WOLA: Advocacy for Human Rights in the Americas
4 Apr 2017 | Commentary

Who Has Answers for Victims of Paramilitarism in Colombia?

On February 4, 2001 Julio Henríquez Santamaría stood tall as he led a community meeting in Calabazo, a small municipality in the Magdalena department in northern Colombia. Mr. Henríquez had been organizing farmers to replace illegal crops like coca with cacao instead. His initiatives challenged the illegal activity of known paramilitary leader Hernán Giraldo Serna, making Henríquez the target of threats and harassment. Halfway through the community meeting, Mr. Henríquez was abducted, thrown in the back of a pickup truck, and disappeared.

On March 3, Henríquez’s  two daughters, Bela and Nadiezhda, and wife, Zulma Henríquez, recounted in painful detail the family’s traumatic experience during Serna’s sentencing hearing for drug trafficking chargers at the U.S. District Court for the District of Columbia. The three became the first foreign victims to be heard in the U.S. Court system under the U.S. Crime Victims’ Rights Act (CVRA).

According to Zulma, following the kidnapping and disappearance of her husband, she hurried back to Santa Marta with her children so that she could search for her husband. Community groups organized search groups to investigate the kidnapping, even though it was widely understood that Serna’s men were behind the kidnapping and disappearance. According to Nadiezhda, Henríquez’s  oldest daughter, “no one, nothing, nobody informed us — nobody gave us details on what they saw…There was fear and control. If Giraldo Serna didn’t authorize anyone to say where he was buried, no one was going to say it.”

Years later, during the Justice and Peace Process led by President Alvaro Uribe’s administration, Giraldo Serna’s lawyers provided coordinates that led to Henríquez’s decomposed body, which was later exhumed.  Given Colombia’s long and strained history with war, drugs, and paramilitaries, the family refused to turn the body over to the state, as many of the paramilitary leaders were the law and order force in many regions.

Giraldo Serna was one of the ruthless leaders known to give orders. Known as El Patron or El taladro (The Drill), he was responsible for leading drug operations, homicides, and also responsible for the rape of several girls under the age of 14.

In 2008, along with 13 other paramilitary leaders, Serna was suddenly extradited to the United States after President Uribe claimed that he had not cooperated with investigators and had continued to commit crimes from prison. His extradition meant a lost opportunity for truth, and justice for the Henríquez family.

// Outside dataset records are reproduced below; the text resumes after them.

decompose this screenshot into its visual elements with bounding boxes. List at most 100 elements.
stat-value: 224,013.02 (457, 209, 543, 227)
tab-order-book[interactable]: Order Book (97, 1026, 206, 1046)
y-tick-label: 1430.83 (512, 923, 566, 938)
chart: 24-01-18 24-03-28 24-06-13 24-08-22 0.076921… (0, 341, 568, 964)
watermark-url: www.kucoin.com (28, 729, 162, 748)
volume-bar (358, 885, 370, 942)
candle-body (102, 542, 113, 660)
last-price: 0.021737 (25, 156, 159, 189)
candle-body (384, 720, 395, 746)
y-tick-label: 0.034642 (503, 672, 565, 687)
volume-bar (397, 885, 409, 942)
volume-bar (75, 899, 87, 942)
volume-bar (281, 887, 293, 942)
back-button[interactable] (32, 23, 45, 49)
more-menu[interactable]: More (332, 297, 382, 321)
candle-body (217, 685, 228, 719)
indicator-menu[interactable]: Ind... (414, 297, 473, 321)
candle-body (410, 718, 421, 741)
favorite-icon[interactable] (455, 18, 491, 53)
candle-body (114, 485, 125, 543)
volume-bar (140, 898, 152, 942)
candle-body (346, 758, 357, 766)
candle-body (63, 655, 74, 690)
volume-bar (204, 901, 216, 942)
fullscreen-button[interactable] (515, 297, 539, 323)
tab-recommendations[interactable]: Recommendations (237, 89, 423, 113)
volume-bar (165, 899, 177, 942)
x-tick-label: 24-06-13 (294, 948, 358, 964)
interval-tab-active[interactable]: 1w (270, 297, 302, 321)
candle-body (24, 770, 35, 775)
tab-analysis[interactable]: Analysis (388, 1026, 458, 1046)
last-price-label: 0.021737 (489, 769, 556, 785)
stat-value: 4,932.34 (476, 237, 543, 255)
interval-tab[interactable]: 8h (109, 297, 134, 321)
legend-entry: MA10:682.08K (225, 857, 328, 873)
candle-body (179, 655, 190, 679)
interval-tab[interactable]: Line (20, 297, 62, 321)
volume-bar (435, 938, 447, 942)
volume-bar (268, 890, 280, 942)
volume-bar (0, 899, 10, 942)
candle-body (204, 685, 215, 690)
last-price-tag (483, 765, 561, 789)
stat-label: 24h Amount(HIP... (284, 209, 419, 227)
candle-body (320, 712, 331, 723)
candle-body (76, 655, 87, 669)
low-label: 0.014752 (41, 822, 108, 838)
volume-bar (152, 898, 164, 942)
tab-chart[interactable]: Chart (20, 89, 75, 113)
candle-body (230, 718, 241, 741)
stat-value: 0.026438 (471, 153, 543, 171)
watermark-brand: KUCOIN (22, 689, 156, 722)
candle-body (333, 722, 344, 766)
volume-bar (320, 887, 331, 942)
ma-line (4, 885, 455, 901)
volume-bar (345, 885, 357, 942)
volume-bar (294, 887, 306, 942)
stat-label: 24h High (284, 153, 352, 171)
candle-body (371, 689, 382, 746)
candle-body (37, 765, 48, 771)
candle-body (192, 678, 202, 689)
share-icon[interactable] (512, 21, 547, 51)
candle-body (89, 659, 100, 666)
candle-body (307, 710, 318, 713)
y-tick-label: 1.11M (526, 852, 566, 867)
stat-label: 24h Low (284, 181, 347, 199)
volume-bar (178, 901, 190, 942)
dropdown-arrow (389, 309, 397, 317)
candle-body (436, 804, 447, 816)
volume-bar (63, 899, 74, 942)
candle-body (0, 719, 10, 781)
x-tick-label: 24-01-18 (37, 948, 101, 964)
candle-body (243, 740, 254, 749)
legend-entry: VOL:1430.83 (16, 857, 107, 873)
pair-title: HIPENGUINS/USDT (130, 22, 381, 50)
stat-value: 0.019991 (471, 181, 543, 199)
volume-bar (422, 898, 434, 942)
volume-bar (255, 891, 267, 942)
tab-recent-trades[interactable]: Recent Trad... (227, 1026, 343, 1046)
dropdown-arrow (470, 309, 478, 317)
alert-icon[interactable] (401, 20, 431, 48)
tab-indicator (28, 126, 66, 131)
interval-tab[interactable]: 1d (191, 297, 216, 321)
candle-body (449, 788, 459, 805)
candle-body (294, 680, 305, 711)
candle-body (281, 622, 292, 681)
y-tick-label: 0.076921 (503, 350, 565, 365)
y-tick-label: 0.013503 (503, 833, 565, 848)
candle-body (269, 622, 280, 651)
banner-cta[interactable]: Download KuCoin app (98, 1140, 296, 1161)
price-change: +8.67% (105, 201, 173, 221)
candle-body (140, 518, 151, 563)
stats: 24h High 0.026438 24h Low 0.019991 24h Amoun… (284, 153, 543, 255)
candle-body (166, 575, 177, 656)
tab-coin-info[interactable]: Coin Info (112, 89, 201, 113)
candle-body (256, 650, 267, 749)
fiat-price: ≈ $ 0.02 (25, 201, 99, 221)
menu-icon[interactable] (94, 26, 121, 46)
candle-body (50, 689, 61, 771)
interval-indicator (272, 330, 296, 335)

In 2009, the Henríquez family filed to be recognized as victims under the Crime Victims’ Rights Act of 2004. Their pursuit to honor the memory of Julio Henriquez Santamaria finally put the family in front of their victimizer. Serna did not flinch, make any gestures, or react to the tragic recounting of the family’s suffering. When asked if he wished to state anything for the record, Serna simply shook his head and his lawyer explained he had written a letter asking for forgiveness.

After more than 5 hours, the judge finally sentenced Serna to sixteen and half years in federal prison on drug trafficking charges.

Truth and Justice for Victims of the Conflict

The extradition of Serna to the United States with other known paramilitary leaders meant that other families in Colombia were not able to learn the truth behind their family members’ disappearance or death. As the Center for Justice and Accountability noted, the Justice and Peace Law initially failed “to provide adequate incentives for truth telling and reparations.”

In 2006, the Colombian Constitutional Court strengthened the Justice and Peace Law, granting victims a central role, increasing the maximum punishment to eight years in prison, and demanding full and truthful confessions.

It is impossible to know how things would have been different if the leaders had not been extradited — whether more truth would have been divulged, whether greater or quicker justice would have been done, and whether the paramilitary groups would have been more successfully, or less successfully, dismantled.

As Colombia enters a new process of transitional justice following the signing of the peace accords, victims face a renewed opportunity to seek truth, justice, reparations and assurance of non-repetition. The approved law, the Special Jurisdiction for Peace, will be the mechanism that establishes the parameters for judging those responsible for crimes against humanity and serious war crimes committed during the armed conflict.

WOLA has already expressed concerns over the reconciled text of the law that waters down the definition of command responsibility, likely prompting military officers to avoid punishment. A separate concern is that it will be much harder to prosecute civilians who aided illegal armed groups and participated in the armed conflict as their participation in the Special Jurisdiction for Peace is now voluntary.

Colombia’s Constitutional Court is once again tasked with giving the final say about the strength of the law, and if it falls inline with international standards. Successful implementation of this new transitional justice model will be a dignified opportunity for victims, like the Henríquez family, to be at the center of a process where their rights to learn the full truth of past events, receive reparations, and obtain guarantees of non-repetition will be truly satisfied.